Purpose The aim of this study is to compare differences in blood albumin levels between patients receiving glutamine-supplemented parenteral nutrition and patients receiving non-supplemented parenteral nutrition.

Materials and methods Observational study performed from 01/01/2010 to 31/12/2010. Study population: Surgical patients who started parenteral nutrition during the study period and whose blood albumin level had been assessed. Patients were divided into two groups: 1. Glutamine group: patients receiving parenteral nutrition supplemented with glutamine for 7 days. 2. Control group: patients receiving parenteral nutrition without glutamine supplement. The authors recorded blood albumin levels at the start of parenteral nutrition and after 7 days. The authors calculated the variation in albumin levels in both groups and applied the t test to identify significant differences between groups. Data were collected from the software used to prepare parenteral nutrition (Multicomp ®) and from the application used to record clinical laboratory data (IntraLAB ®). The statistical analysis was performed using SPSS ® version 15.
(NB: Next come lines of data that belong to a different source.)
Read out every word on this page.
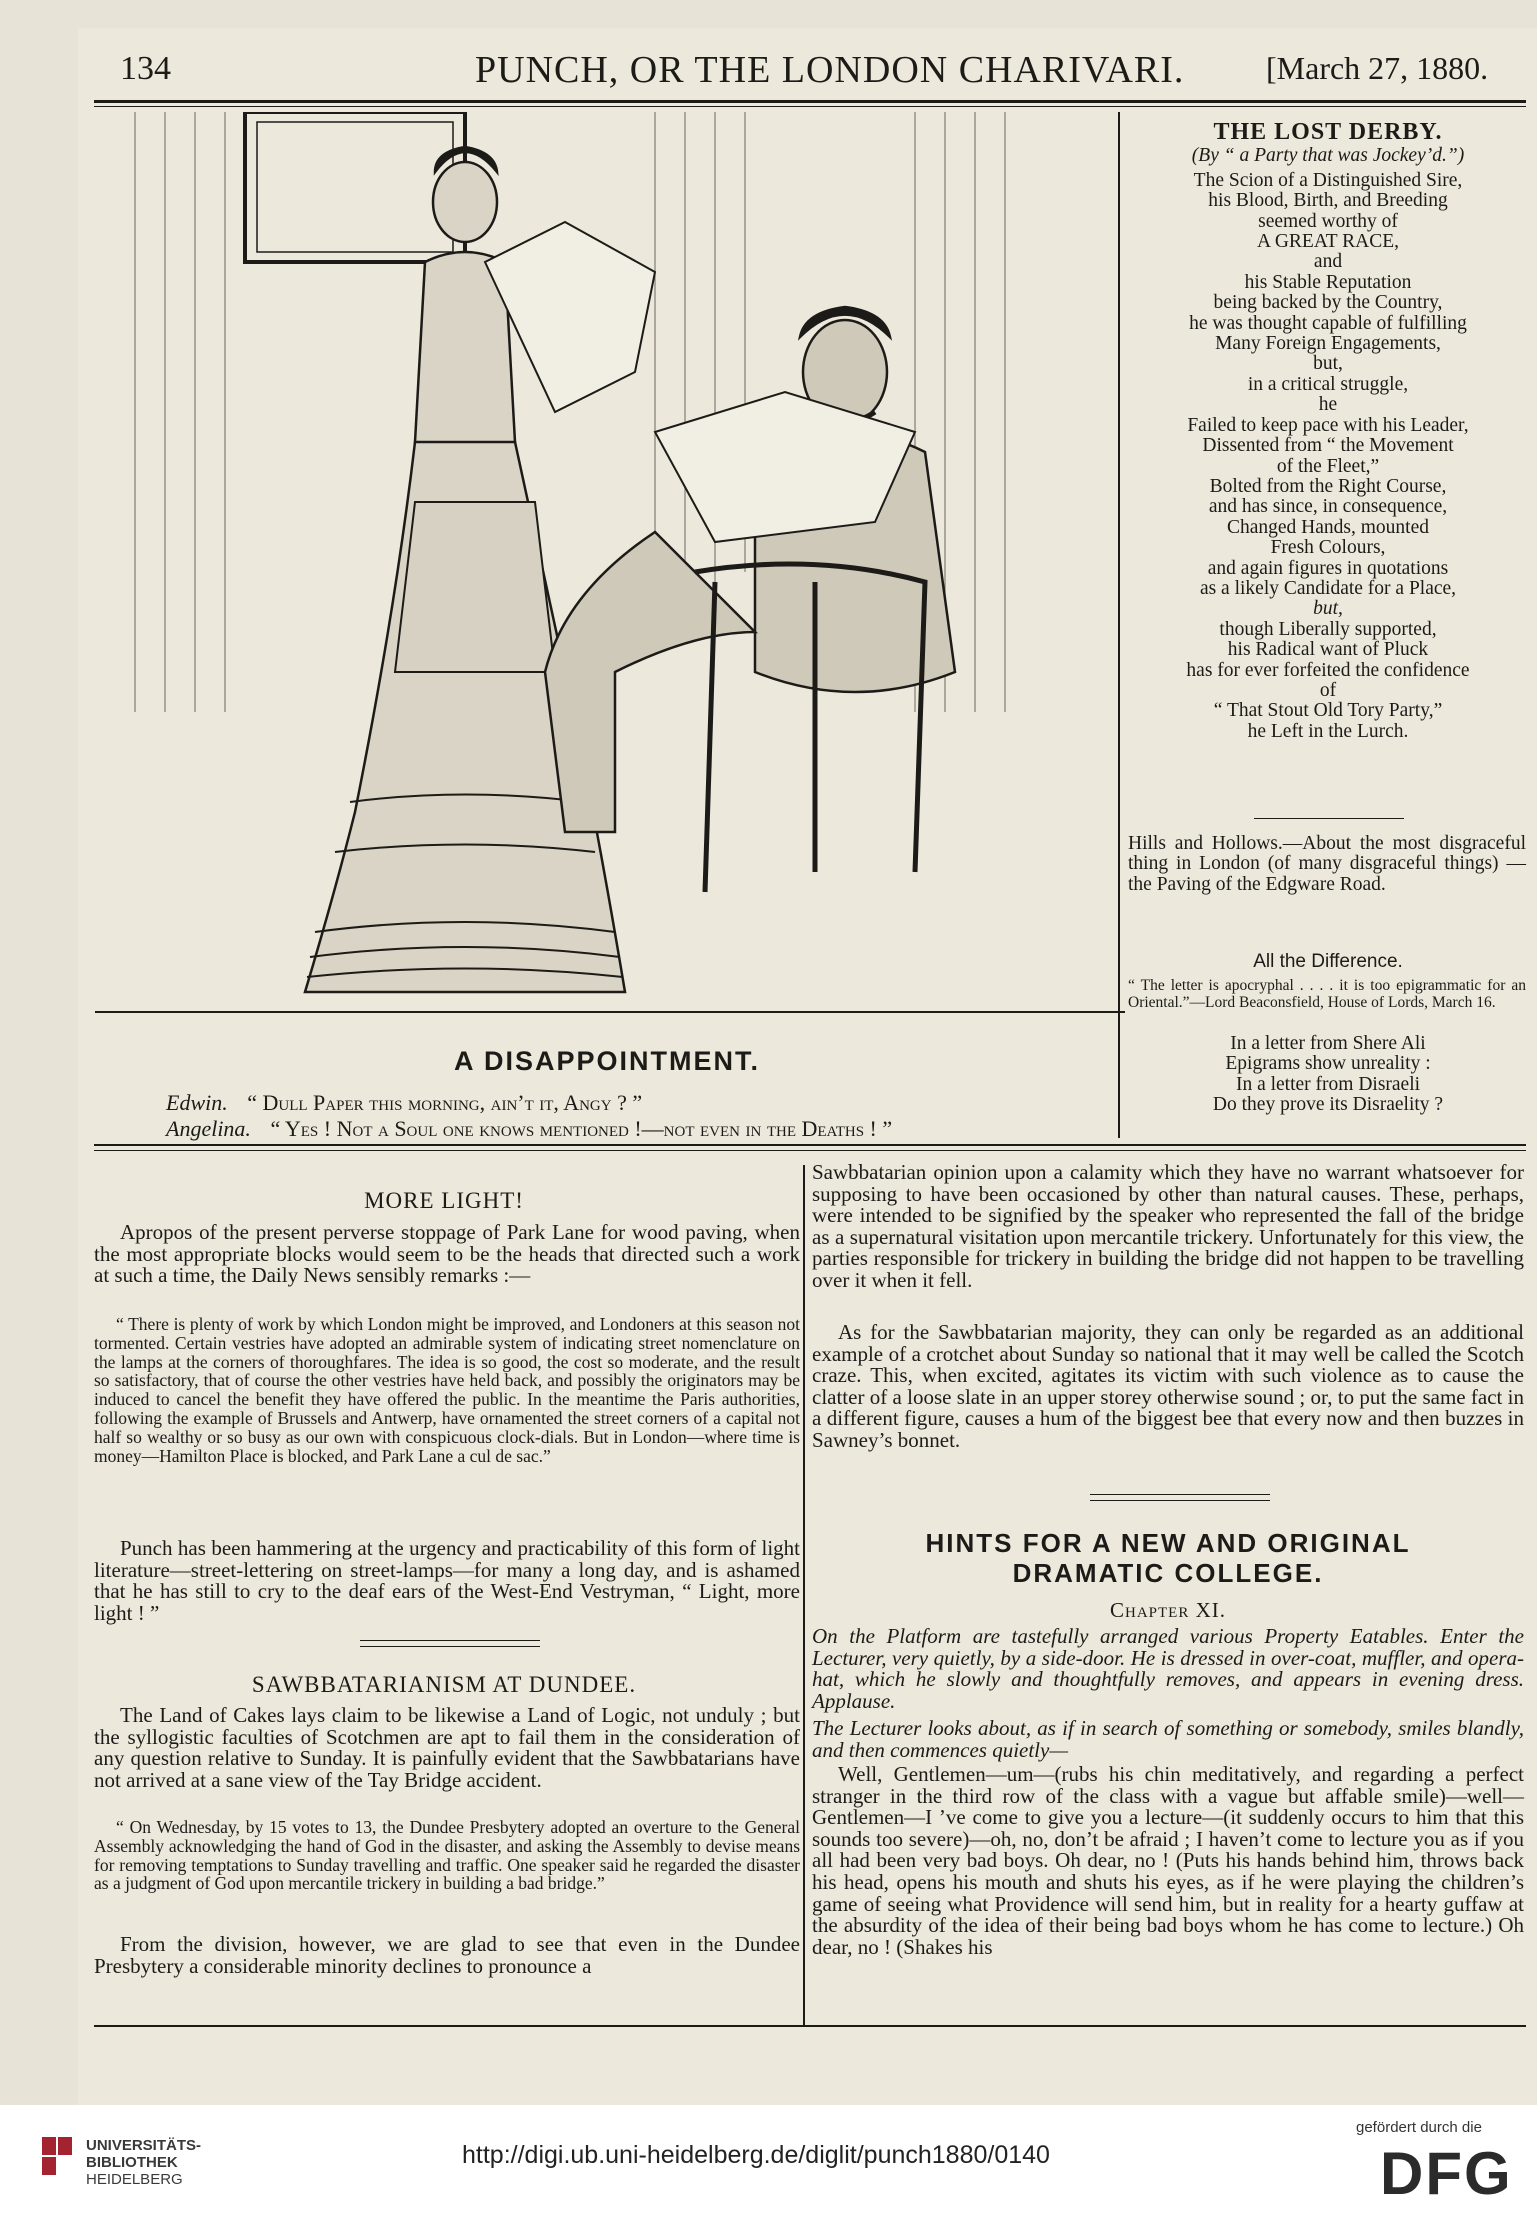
134	PUNCH, OR THE LONDON CHARIVARI.	[March 27, 1880.
A DISAPPOINTMENT.
Edwin. “ Dull Paper this morning, ain’t it, Angy ? ”
Angelina. “ Yes ! Not a Soul one knows mentioned !—not even in the Deaths ! ”
THE LOST DERBY.
(By “ a Party that was Jockey’d.”)
The Scion of a Distinguished Sire,
his Blood, Birth, and Breeding
seemed worthy of
A GREAT RACE,
and
his Stable Reputation
being backed by the Country,
he was thought capable of fulfilling
Many Foreign Engagements,
but,
in a critical struggle,
he
Failed to keep pace with his Leader,
Dissented from “ the Movement
of the Fleet,”
Bolted from the Right Course,
and has since, in consequence,
Changed Hands, mounted
Fresh Colours,
and again figures in quotations
as a likely Candidate for a Place,
but,
though Liberally supported,
his Radical want of Pluck
has for ever forfeited the confidence
of
“ That Stout Old Tory Party,”
he Left in the Lurch.
Hills and Hollows.—About the most disgraceful thing in London (of many disgraceful things) — the Paving of the Edgware Road.
All the Difference.
“ The letter is apocryphal . . . . it is too epigrammatic for an Oriental.”—Lord Beaconsfield, House of Lords, March 16.
In a letter from Shere Ali
Epigrams show unreality :
In a letter from Disraeli
Do they prove its Disraelity ?
MORE LIGHT!
Apropos of the present perverse stoppage of Park Lane for wood paving, when the most appropriate blocks would seem to be the heads that directed such a work at such a time, the Daily News sensibly remarks :—
“ There is plenty of work by which London might be improved, and Londoners at this season not tormented. Certain vestries have adopted an admirable system of indicating street nomenclature on the lamps at the corners of thoroughfares. The idea is so good, the cost so moderate, and the result so satisfactory, that of course the other vestries have held back, and possibly the originators may be induced to cancel the benefit they have offered the public. In the meantime the Paris authorities, following the example of Brussels and Antwerp, have ornamented the street corners of a capital not half so wealthy or so busy as our own with conspicuous clock-dials. But in London—where time is money—Hamilton Place is blocked, and Park Lane a cul de sac.”
Punch has been hammering at the urgency and practicability of this form of light literature—street-lettering on street-lamps—for many a long day, and is ashamed that he has still to cry to the deaf ears of the West-End Vestryman, “ Light, more light ! ”
SAWBBATARIANISM AT DUNDEE.
The Land of Cakes lays claim to be likewise a Land of Logic, not unduly ; but the syllogistic faculties of Scotchmen are apt to fail them in the consideration of any question relative to Sunday. It is painfully evident that the Sawbbatarians have not arrived at a sane view of the Tay Bridge accident.
“ On Wednesday, by 15 votes to 13, the Dundee Presbytery adopted an overture to the General Assembly acknowledging the hand of God in the disaster, and asking the Assembly to devise means for removing temptations to Sunday travelling and traffic. One speaker said he regarded the disaster as a judgment of God upon mercantile trickery in building a bad bridge.”
From the division, however, we are glad to see that even in the Dundee Presbytery a considerable minority declines to pronounce a
Sawbbatarian opinion upon a calamity which they have no warrant whatsoever for supposing to have been occasioned by other than natural causes. These, perhaps, were intended to be signified by the speaker who represented the fall of the bridge as a supernatural visitation upon mercantile trickery. Unfortunately for this view, the parties responsible for trickery in building the bridge did not happen to be travelling over it when it fell.
As for the Sawbbatarian majority, they can only be regarded as an additional example of a crotchet about Sunday so national that it may well be called the Scotch craze. This, when excited, agitates its victim with such violence as to cause the clatter of a loose slate in an upper storey otherwise sound ; or, to put the same fact in a different figure, causes a hum of the biggest bee that every now and then buzzes in Sawney’s bonnet.
HINTS FOR A NEW AND ORIGINAL
DRAMATIC COLLEGE.
Chapter XI.
On the Platform are tastefully arranged various Property Eatables. Enter the Lecturer, very quietly, by a side-door. He is dressed in over-coat, muffler, and opera-hat, which he slowly and thoughtfully removes, and appears in evening dress. Applause.
The Lecturer looks about, as if in search of something or somebody, smiles blandly, and then commences quietly—
Well, Gentlemen—um—(rubs his chin meditatively, and regarding a perfect stranger in the third row of the class with a vague but affable smile)—well—Gentlemen—I ’ve come to give you a lecture—(it suddenly occurs to him that this sounds too severe)—oh, no, don’t be afraid ; I haven’t come to lecture you as if you all had been very bad boys. Oh dear, no ! (Puts his hands behind him, throws back his head, opens his mouth and shuts his eyes, as if he were playing the children’s game of seeing what Providence will send him, but in reality for a hearty guffaw at the absurdity of the idea of their being bad boys whom he has come to lecture.) Oh dear, no ! (Shakes his
UNIVERSITÄTS-
BIBLIOTHEK
HEIDELBERG
http://digi.ub.uni-heidelberg.de/diglit/punch1880/0140
gefördert durch die
DFG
Results The study group comprised 30 patients and the control group 30 patients. The mean increase in albumin level was 0.457 g/dl in the glutamine group and 0.180 g/dl in the control group (p=0.003).

Conclusions The authors found statistically significant variations in albumin levels in favour of the group receiving glutamine-supplemented nutrition. Further controlled studies are needed to confirm this finding.